JOURNALIST: Mr Shorten, in Labor's 2013 budget papers, you describe some of the money going towards the NDIS as selected long-term savings. What are those savings?
SHORTEN: You have to refer to the budget papers. It was a 10-year plan. And let's, you know, when Jenny Macklin moved the disability proposition and spoke about them, and when we spoke about them in the budget three and a half years ago, I will let you into a secret, the Liberals voted for it. You didn't see a whole lot of speeches then saying this was all a bad thing to do. Secondly, our shadow Leader of the Opposition in the Senate, Senator Wong questioned Finance Secretary, David Tune in November 2013, he agreed that the money had been allocated.
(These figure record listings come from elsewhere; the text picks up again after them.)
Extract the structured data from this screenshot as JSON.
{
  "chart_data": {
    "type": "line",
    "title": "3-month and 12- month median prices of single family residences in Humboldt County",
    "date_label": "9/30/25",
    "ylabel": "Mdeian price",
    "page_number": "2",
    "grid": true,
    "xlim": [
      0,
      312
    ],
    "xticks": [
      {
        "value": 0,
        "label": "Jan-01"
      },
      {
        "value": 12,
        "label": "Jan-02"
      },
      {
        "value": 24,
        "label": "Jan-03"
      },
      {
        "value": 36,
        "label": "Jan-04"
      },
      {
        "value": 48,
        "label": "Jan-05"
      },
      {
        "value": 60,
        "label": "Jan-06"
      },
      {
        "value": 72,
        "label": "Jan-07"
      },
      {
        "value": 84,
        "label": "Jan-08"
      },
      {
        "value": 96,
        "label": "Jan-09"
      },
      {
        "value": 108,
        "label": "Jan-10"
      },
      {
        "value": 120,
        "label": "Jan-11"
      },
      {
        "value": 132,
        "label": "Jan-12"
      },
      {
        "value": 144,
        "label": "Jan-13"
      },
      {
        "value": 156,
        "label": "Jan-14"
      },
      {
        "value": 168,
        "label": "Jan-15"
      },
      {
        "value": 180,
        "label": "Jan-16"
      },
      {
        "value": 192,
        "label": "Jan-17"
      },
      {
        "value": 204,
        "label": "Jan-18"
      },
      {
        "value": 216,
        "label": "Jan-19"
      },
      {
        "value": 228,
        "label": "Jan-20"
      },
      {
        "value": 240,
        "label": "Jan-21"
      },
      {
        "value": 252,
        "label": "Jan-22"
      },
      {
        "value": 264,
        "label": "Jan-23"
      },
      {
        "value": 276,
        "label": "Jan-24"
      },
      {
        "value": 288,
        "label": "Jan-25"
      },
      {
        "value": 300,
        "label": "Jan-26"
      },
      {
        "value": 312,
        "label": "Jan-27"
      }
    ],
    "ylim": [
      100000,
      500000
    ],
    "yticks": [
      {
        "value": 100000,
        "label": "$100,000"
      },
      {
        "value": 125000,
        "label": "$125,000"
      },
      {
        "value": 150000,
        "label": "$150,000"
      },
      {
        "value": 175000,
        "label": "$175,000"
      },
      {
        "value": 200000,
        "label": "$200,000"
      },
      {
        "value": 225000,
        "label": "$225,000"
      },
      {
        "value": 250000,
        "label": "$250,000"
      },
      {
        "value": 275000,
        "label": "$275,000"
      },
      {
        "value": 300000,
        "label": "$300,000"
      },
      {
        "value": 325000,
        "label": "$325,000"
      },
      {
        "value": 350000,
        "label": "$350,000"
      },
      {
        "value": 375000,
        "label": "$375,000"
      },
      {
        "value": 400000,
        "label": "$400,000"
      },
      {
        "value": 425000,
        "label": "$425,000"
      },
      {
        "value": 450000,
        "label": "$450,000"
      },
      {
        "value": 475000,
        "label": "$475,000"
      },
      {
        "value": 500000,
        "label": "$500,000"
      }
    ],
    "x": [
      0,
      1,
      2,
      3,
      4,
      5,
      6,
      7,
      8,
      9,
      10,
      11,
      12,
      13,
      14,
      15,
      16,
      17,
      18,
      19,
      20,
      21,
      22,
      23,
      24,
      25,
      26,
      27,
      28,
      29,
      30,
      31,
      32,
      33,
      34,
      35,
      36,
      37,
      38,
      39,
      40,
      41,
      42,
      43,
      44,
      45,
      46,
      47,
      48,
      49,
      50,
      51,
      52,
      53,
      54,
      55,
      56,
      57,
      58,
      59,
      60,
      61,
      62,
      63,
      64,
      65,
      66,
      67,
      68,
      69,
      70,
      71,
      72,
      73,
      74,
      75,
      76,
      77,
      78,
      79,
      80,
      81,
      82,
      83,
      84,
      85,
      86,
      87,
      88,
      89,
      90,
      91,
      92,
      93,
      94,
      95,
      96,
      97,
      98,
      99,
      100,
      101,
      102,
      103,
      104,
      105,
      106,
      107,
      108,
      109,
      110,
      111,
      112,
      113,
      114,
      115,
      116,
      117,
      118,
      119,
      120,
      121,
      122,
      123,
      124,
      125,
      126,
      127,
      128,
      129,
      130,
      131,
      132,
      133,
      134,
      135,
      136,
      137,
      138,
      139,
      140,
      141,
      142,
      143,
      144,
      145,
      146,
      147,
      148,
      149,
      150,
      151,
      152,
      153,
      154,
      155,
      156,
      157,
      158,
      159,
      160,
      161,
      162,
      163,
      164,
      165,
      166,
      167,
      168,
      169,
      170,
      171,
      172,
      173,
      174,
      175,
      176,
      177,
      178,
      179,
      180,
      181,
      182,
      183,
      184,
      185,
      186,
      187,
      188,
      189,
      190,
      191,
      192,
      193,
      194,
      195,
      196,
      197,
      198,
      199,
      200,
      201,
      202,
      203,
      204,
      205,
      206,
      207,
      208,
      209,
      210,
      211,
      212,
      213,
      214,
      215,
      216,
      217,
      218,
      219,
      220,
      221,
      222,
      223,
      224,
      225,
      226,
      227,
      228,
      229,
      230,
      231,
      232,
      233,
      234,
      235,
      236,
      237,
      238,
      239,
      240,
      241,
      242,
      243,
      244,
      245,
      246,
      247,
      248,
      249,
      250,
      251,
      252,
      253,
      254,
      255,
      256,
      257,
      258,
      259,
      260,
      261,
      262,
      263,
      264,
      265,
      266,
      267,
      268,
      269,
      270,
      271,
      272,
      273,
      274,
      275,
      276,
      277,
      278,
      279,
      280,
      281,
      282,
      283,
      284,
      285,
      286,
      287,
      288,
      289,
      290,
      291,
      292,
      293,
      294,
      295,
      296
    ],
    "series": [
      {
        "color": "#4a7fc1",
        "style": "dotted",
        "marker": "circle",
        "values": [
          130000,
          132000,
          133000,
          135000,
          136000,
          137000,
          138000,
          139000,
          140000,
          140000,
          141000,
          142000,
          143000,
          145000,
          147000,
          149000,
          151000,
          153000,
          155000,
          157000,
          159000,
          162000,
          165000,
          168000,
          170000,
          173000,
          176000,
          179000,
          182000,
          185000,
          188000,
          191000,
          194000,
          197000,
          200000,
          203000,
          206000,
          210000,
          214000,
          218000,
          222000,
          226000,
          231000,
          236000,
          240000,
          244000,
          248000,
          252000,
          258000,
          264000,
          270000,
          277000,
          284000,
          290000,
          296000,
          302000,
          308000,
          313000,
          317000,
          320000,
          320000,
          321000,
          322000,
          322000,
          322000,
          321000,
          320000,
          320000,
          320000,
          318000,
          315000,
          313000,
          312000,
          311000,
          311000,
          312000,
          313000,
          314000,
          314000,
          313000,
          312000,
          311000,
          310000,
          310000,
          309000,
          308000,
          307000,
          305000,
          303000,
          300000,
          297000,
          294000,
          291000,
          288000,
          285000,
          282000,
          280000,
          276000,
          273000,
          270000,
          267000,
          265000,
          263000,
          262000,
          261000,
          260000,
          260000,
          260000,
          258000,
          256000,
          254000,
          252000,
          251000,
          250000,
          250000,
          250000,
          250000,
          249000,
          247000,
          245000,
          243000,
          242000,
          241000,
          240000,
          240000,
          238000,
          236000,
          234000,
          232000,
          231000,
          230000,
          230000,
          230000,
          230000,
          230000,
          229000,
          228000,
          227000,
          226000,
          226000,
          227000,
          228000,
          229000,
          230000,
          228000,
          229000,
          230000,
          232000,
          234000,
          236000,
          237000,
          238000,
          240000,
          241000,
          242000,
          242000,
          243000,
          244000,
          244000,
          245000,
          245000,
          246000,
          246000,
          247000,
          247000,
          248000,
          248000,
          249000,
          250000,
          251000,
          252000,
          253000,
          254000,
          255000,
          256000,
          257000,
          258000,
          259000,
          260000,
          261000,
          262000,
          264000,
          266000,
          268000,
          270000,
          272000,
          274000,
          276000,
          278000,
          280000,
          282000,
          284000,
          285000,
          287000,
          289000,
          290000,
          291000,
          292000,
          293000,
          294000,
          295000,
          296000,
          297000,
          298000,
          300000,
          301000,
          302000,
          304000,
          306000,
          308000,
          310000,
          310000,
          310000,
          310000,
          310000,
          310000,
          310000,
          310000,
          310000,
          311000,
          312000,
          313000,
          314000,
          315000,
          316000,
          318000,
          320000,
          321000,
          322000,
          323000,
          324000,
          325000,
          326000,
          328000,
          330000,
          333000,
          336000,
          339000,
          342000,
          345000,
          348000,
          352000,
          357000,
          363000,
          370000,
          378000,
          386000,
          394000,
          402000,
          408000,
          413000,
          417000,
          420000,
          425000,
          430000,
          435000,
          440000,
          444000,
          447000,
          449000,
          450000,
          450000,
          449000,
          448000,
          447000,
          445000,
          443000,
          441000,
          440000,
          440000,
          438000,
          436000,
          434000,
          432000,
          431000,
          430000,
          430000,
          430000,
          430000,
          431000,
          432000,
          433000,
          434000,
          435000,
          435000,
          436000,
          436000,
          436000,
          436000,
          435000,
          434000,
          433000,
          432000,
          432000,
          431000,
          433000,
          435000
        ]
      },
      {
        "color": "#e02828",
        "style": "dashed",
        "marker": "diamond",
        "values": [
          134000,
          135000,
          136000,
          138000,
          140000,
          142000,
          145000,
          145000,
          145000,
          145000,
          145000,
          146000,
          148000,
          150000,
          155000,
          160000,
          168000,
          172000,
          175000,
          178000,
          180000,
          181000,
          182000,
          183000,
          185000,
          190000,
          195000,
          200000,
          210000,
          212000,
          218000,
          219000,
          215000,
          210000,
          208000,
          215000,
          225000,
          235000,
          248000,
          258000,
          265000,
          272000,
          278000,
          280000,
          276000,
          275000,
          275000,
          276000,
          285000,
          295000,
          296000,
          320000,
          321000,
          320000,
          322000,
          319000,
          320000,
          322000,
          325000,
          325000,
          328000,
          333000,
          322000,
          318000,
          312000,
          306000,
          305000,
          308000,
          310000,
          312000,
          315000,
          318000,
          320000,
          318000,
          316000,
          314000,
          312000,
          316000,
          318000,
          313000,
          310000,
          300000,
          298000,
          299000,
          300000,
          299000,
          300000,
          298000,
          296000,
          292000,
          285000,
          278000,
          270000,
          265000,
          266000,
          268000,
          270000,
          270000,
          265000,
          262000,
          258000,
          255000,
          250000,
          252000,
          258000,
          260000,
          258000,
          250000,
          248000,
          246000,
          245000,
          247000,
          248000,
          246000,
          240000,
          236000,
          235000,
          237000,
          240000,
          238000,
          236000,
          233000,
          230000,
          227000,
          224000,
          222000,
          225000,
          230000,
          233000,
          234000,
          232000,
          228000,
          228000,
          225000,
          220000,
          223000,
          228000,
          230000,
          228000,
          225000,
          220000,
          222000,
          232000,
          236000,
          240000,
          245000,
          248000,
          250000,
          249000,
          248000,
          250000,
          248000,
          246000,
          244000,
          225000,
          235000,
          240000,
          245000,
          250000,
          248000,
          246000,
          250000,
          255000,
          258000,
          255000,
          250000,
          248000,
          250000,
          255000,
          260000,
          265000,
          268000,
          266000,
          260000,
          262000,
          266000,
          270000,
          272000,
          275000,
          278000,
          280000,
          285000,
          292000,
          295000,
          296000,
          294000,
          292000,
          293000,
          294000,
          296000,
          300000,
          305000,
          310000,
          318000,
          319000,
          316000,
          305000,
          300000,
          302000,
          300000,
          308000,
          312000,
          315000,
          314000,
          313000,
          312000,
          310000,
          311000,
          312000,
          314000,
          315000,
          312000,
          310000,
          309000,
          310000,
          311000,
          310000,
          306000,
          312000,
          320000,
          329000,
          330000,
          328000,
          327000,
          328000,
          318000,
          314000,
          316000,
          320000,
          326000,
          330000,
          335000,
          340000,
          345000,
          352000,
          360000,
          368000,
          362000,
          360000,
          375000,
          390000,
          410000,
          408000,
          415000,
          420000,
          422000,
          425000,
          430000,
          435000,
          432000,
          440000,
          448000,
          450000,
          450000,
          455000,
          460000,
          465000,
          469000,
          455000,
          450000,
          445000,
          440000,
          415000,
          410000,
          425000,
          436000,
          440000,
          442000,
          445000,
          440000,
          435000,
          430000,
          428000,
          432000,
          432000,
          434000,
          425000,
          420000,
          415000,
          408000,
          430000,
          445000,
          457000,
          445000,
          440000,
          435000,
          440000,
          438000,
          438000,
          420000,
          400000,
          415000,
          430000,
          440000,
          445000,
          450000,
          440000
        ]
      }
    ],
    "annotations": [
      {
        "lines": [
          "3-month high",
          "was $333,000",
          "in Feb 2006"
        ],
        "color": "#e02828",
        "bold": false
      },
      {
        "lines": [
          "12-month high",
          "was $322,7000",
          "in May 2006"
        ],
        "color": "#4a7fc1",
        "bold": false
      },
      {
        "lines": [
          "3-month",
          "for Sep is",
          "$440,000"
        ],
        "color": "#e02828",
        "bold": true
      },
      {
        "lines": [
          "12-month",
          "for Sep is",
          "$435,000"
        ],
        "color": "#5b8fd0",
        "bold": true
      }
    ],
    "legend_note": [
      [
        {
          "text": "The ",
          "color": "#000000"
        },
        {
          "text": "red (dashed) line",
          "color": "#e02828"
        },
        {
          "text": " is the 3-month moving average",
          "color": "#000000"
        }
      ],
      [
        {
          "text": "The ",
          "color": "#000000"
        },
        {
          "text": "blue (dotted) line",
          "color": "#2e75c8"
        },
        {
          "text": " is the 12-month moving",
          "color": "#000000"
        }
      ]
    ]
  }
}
The issue here is that the Government has been luke-warm on the NDIS. I know that. I was involved in helping create the case that we can give a better deal to people with disabilities and their families and carers. The Government, to be fair, came to the party, they voted for this. Now three and a half years on, they are saying that there is not enough money to pay for the National Disability Insurance Scheme. I tell you what, if they stopped going ahead with tax cuts for the top end of town, there is more than enough to look after the less well off in Australian society.
JOURNALIST: Let's just say the Government is not going the budge on the $50 billion tax cut. Will Labor then support then support the Omnibus Bill to make sure taxes are not raised?
SHORTEN: I am always going the fight for working people. As the Leader of the Opposition, where I think the Government is right, I will agree with them. But where they are not, just because Mr Morrison engages in a bit of cheap, threatening language, just because the Government wants to attack the Labor Party, we are not for turning.
In a time of difficult economic circumstances, where we have got unemployment rising, where we have flat-lining wages growth, where we have got productivity growth very low, where if it wasn't for the exports of our minerals into Asia, this economy would be doing it even harder, these are difficult times so choices have to be made.
Mr Turnbull and Mr Morrison, they are the party of big business. They are the party of giving corporate tax cuts, $50 billion. Now is not the time to do that. I am not going to stand by and let them take the axe to Medicare, take the baseball bat to pensioners, to go after family payments, to threaten the National Disability Insurance Scheme. And now today, this is a government who is obsessed about their corporate tax cut. They say, don't look at the $50 billion we are drawing from the budget, and instead, let's see what we can see over here. We are not up for that. We are going to fight for working people. Doesn't matter what the Government says.
JOURNALIST: Should the life Gold Pass also be scrapped for former prime ministers?
SHORTEN: Probably.
JOURNALIST: So you'll be supporting those amendments?
SHORTEN: We'll have a look at it.
JOURNALIST: Why is that? Why do you think it probably should be?
SHORTEN: Because at the end of the day I don't know if it is sustainable. The point about it is – let's go to the broader issue of expenses .We will work with the Government on a bipartisan basis. There is no doubt in my mind that Australians want to see a better standard from politicians. The reason why I say probably is I think our former prime ministers deserve though some dignity and respect. They do good work for the public. So you know, it is a balance proposition. I don't actually think that the issue of expenses is one to do with former prime ministers alone, so you know, it is not what is keeping me up at night.
I tell you what is, though. This is a government who has let the cat out of the bag. They are proposing that the only way they can pay for $50 billion in corporate tax cuts for the largest companies in Australia is by making ordinary working Australians pay more in taxes. This is a government who has run out of ideas. They are responding to events and the best they can do is actually go after the less well off in society. We are going to fight them today, tomorrow and every day to the election, full stop.
Thanks, everybody. See you in Question Time.